The investigators determined their primary endpoint to be week 52 secukinumab retention rates, and that their secondary endpoints would include retention rates at prior times up to year 5, elements influencing retention, and response to treatment.

They also recorded baseline characteristics of patients, which included psoriasis history, demographics, C-reactive protein levels, previous treatments, comorbidities, Psoriasis Area and The team also gathered data on Initial and last treatment dates, discontinuation reasons, and dates.

The investigators’ analysis ended up centering on 123 individuals with psoriasis, and by 52 weeks, 27 of them had discontinued their treatment. This led to a total retention rate of 78.0% (with a 95% confidence interval of 69.6 – 84.4) at this time. When looking at PASI scores, the team found that baseline mean ± standard deviation PASI score was shown to be 9.21 ± 7.37, and by week 52, it had lowered to 1.4 ± 2.6.

The investigators reported that the main reason for patient discontinuation was shown to be ‘insufficient response,’ and the team suggested there was a substantial link between discontinuation of treatment and a history of biologics, demonstrated by a hazard ratio of 1.72 (with a p-value of 0.018).

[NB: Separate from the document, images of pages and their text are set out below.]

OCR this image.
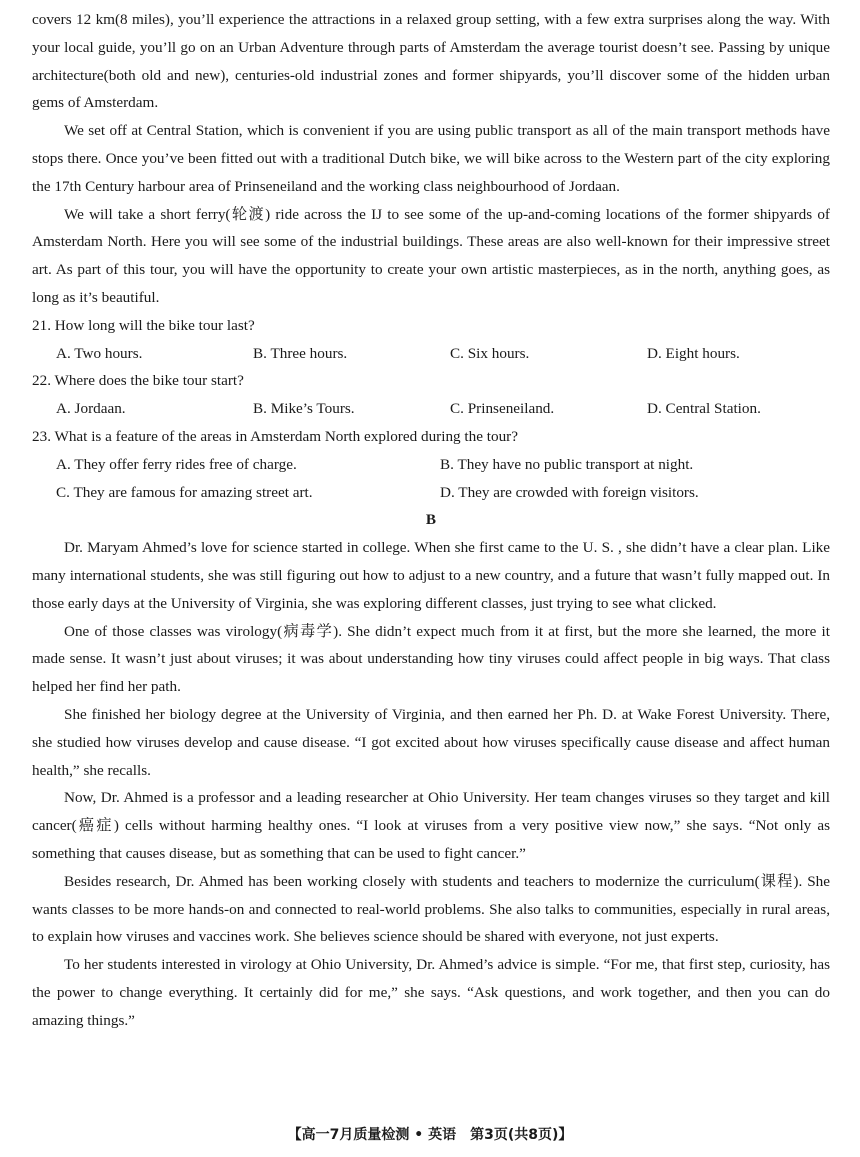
covers 12 km(8 miles), you’ll experience the attractions in a relaxed group setting, with a few extra surprises along the way. With your local guide, you’ll go on an Urban Adventure through parts of Amsterdam the average tourist doesn’t see. Passing by unique architecture(both old and new), centuries-old industrial zones and former shipyards, you’ll discover some of the hidden urban gems of Amsterdam.

We set off at Central Station, which is convenient if you are using public transport as all of the main transport methods have stops there. Once you’ve been fitted out with a traditional Dutch bike, we will bike across to the Western part of the city exploring the 17th Century harbour area of Prinseneiland and the working class neighbourhood of Jordaan.

We will take a short ferry(轮渡) ride across the IJ to see some of the up-and-coming locations of the former shipyards of Amsterdam North. Here you will see some of the industrial buildings. These areas are also well-known for their impressive street art. As part of this tour, you will have the opportunity to create your own artistic masterpieces, as in the north, anything goes, as long as it’s beautiful.

21. How long will the bike tour last?

A. Two hours.	B. Three hours.	C. Six hours.	D. Eight hours.

22. Where does the bike tour start?

A. Jordaan.	B. Mike’s Tours.	C. Prinseneiland.	D. Central Station.

23. What is a feature of the areas in Amsterdam North explored during the tour?

A. They offer ferry rides free of charge.	B. They have no public transport at night.
C. They are famous for amazing street art.	D. They are crowded with foreign visitors.

B

Dr. Maryam Ahmed’s love for science started in college. When she first came to the U. S. , she didn’t have a clear plan. Like many international students, she was still figuring out how to adjust to a new country, and a future that wasn’t fully mapped out. In those early days at the University of Virginia, she was exploring different classes, just trying to see what clicked.

One of those classes was virology(病毒学). She didn’t expect much from it at first, but the more she learned, the more it made sense. It wasn’t just about viruses; it was about understanding how tiny viruses could affect people in big ways. That class helped her find her path.

She finished her biology degree at the University of Virginia, and then earned her Ph. D. at Wake Forest University. There, she studied how viruses develop and cause disease. “I got excited about how viruses specifically cause disease and affect human health,” she recalls.

Now, Dr. Ahmed is a professor and a leading researcher at Ohio University. Her team changes viruses so they target and kill cancer(癌症) cells without harming healthy ones. “I look at viruses from a very positive view now,” she says. “Not only as something that causes disease, but as something that can be used to fight cancer.”

Besides research, Dr. Ahmed has been working closely with students and teachers to modernize the curriculum(课程). She wants classes to be more hands-on and connected to real-world problems. She also talks to communities, especially in rural areas, to explain how viruses and vaccines work. She believes science should be shared with everyone, not just experts.

To her students interested in virology at Ohio University, Dr. Ahmed’s advice is simple. “For me, that first step, curiosity, has the power to change everything. It certainly did for me,” she says. “Ask questions, and work together, and then you can do amazing things.”

【高一7月质量检测 • 英语　第3页(共8页)】
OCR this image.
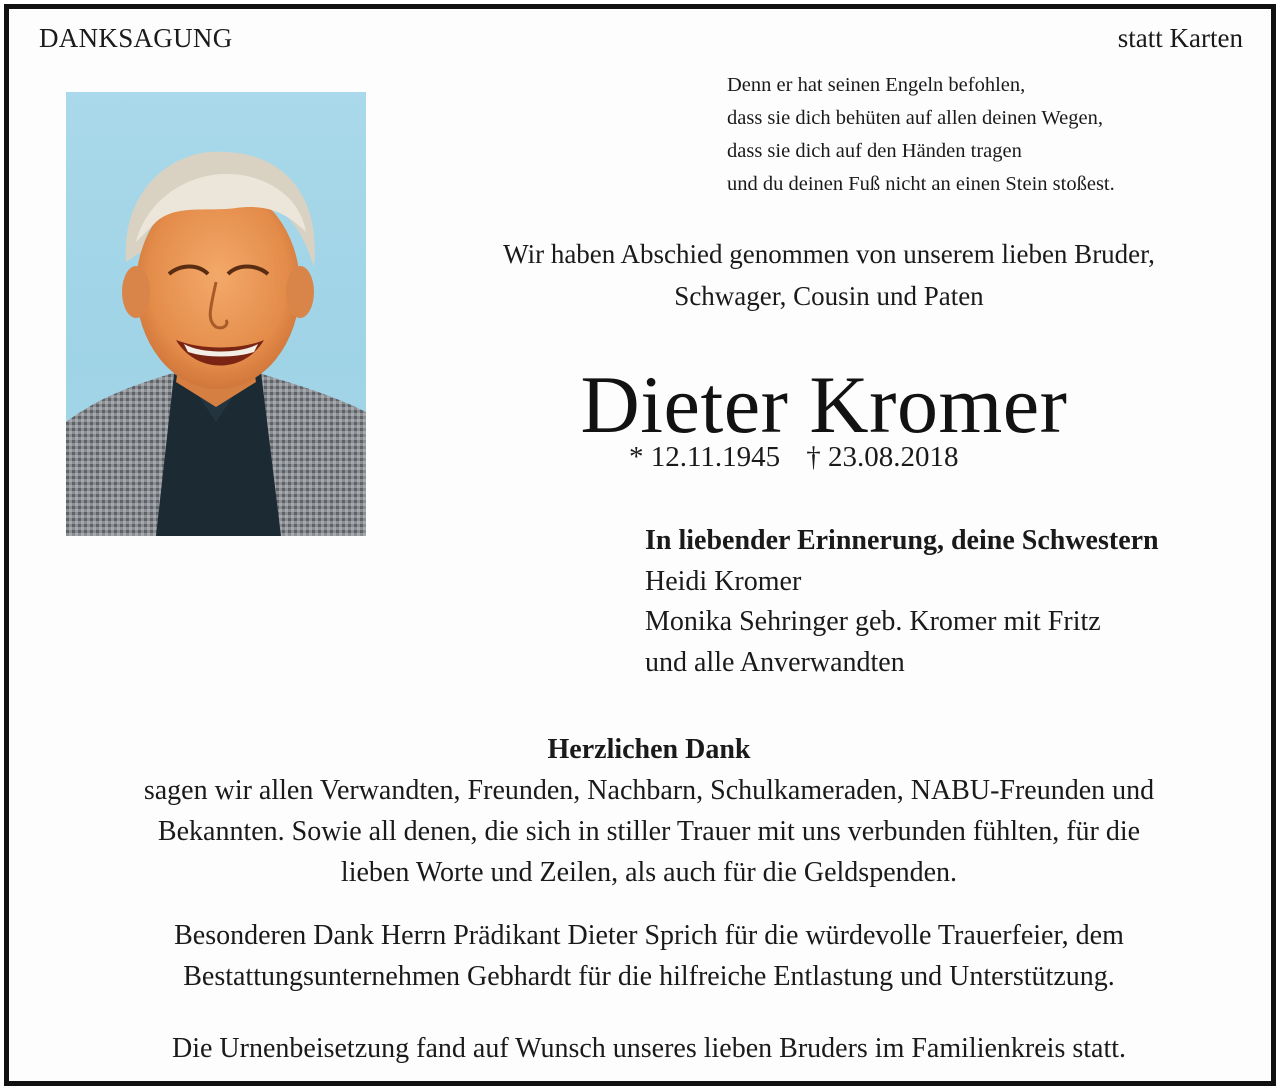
DANKSAGUNG	statt Karten
Denn er hat seinen Engeln befohlen,
dass sie dich behüten auf allen deinen Wegen,
dass sie dich auf den Händen tragen
und du deinen Fuß nicht an einen Stein stoßest.
Wir haben Abschied genommen von unserem lieben Bruder,
Schwager, Cousin und Paten
Dieter Kromer
* 12.11.1945 † 23.08.2018
In liebender Erinnerung, deine Schwestern
Heidi Kromer
Monika Sehringer geb. Kromer mit Fritz
und alle Anverwandten
Herzlichen Dank
sagen wir allen Verwandten, Freunden, Nachbarn, Schulkameraden, NABU-Freunden und
Bekannten. Sowie all denen, die sich in stiller Trauer mit uns verbunden fühlten, für die
lieben Worte und Zeilen, als auch für die Geldspenden.
Besonderen Dank Herrn Prädikant Dieter Sprich für die würdevolle Trauerfeier, dem
Bestattungsunternehmen Gebhardt für die hilfreiche Entlastung und Unterstützung.
Die Urnenbeisetzung fand auf Wunsch unseres lieben Bruders im Familienkreis statt.
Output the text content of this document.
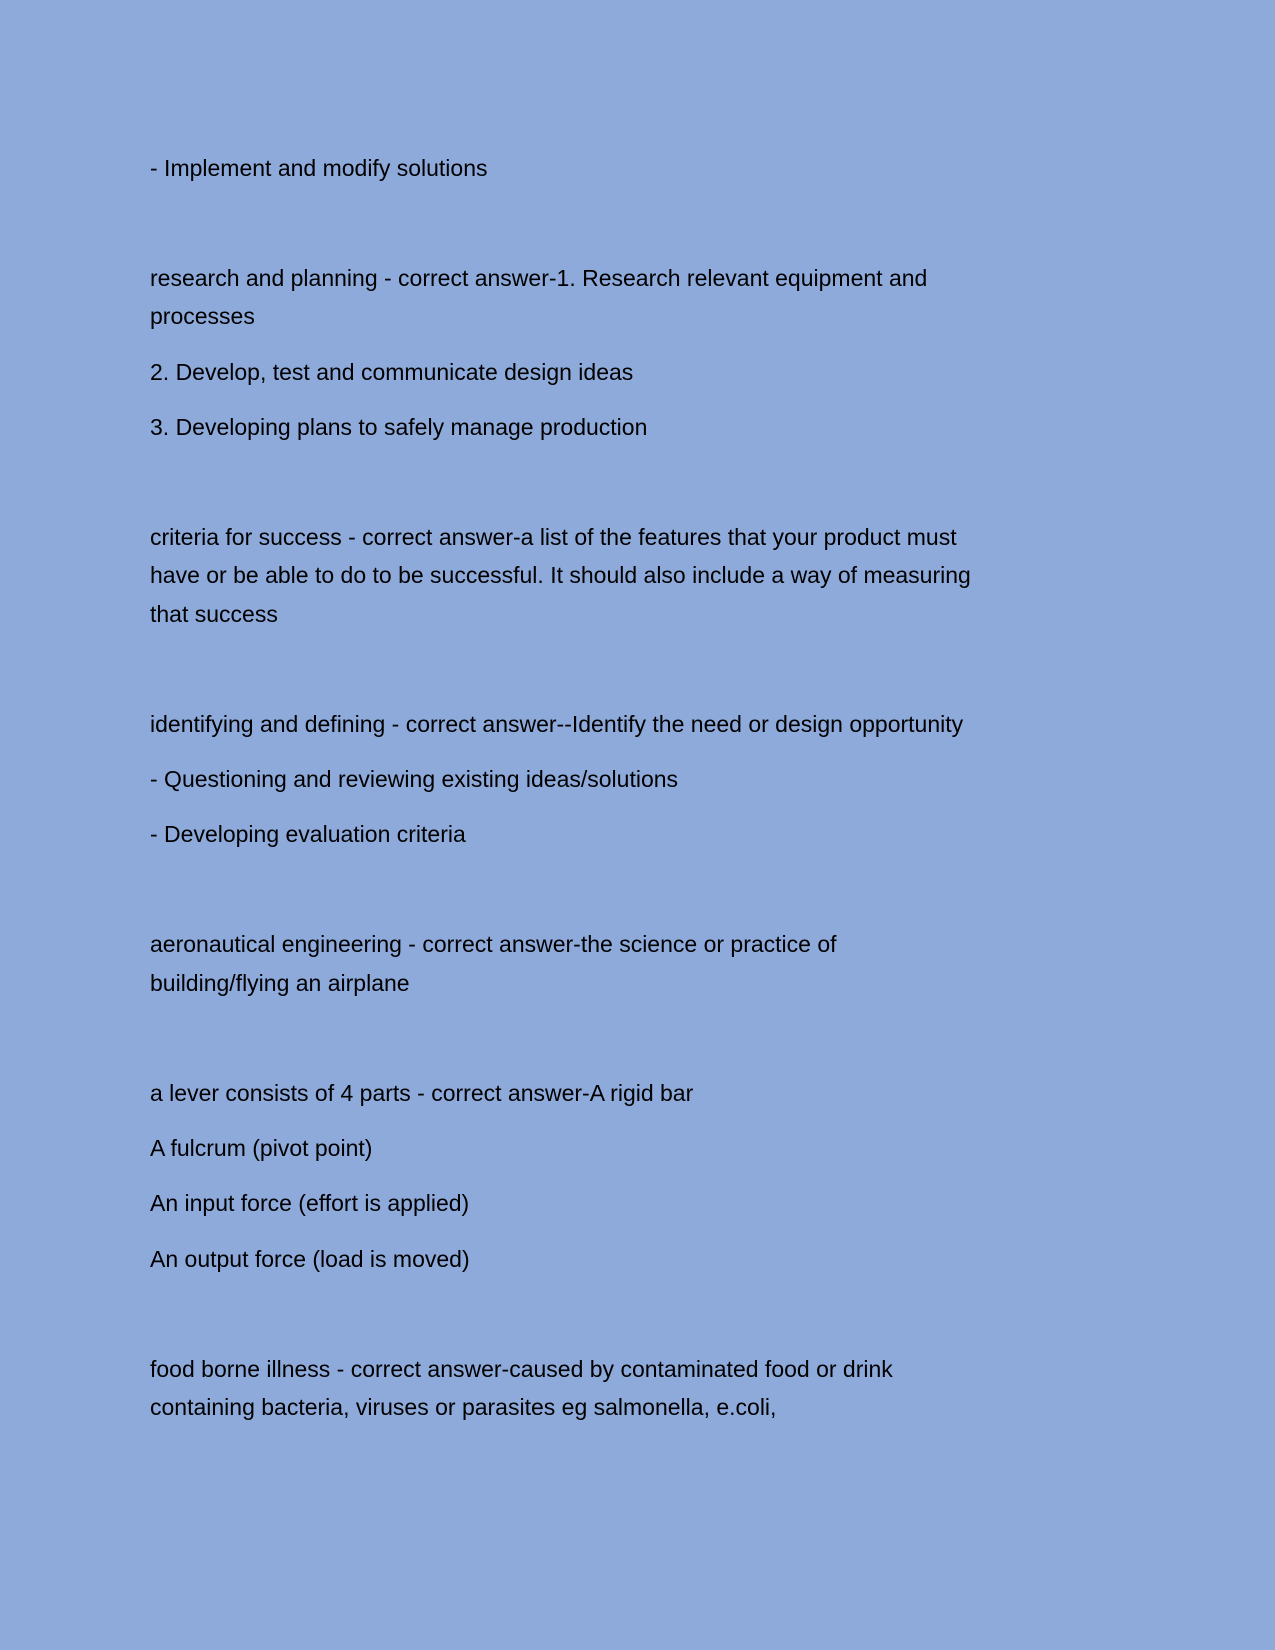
- Implement and modify solutions

research and planning - correct answer-1. Research relevant equipment and

processes

2. Develop, test and communicate design ideas

3. Developing plans to safely manage production

criteria for success - correct answer-a list of the features that your product must

have or be able to do to be successful. It should also include a way of measuring

that success

identifying and defining - correct answer--Identify the need or design opportunity

- Questioning and reviewing existing ideas/solutions

- Developing evaluation criteria

aeronautical engineering - correct answer-the science or practice of

building/flying an airplane

a lever consists of 4 parts - correct answer-A rigid bar

A fulcrum (pivot point)

An input force (effort is applied)

An output force (load is moved)

food borne illness - correct answer-caused by contaminated food or drink

containing bacteria, viruses or parasites eg salmonella, e.coli,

“History of biologics use may be an important factor in predicting secukinumab retention,” they wrote. “More large-scale studies are warranted to further understand the factors influencing drug retention and effectiveness.”

References

  1. Tada, Y, Morita, A, Yamanaka, K, Kono, M, Imafuku, S, Okubo, Y, et al. Real-world retention rates and effectiveness of secukinumab in psoriasis: Results from a multicenter cohort study (RAILWAY). J Dermatol. 2023; 00: 1–12. https://doi.org/10.1111/1346-8138.16926.
  2. Momose M, Asahina A, Umezawa Y, Nakagawa H. Long-term clinical efficacy and safety of secukinumab for Japanese patients with psoriasis: a single-center experience. J Dermatol. 2018; 45: 318–321.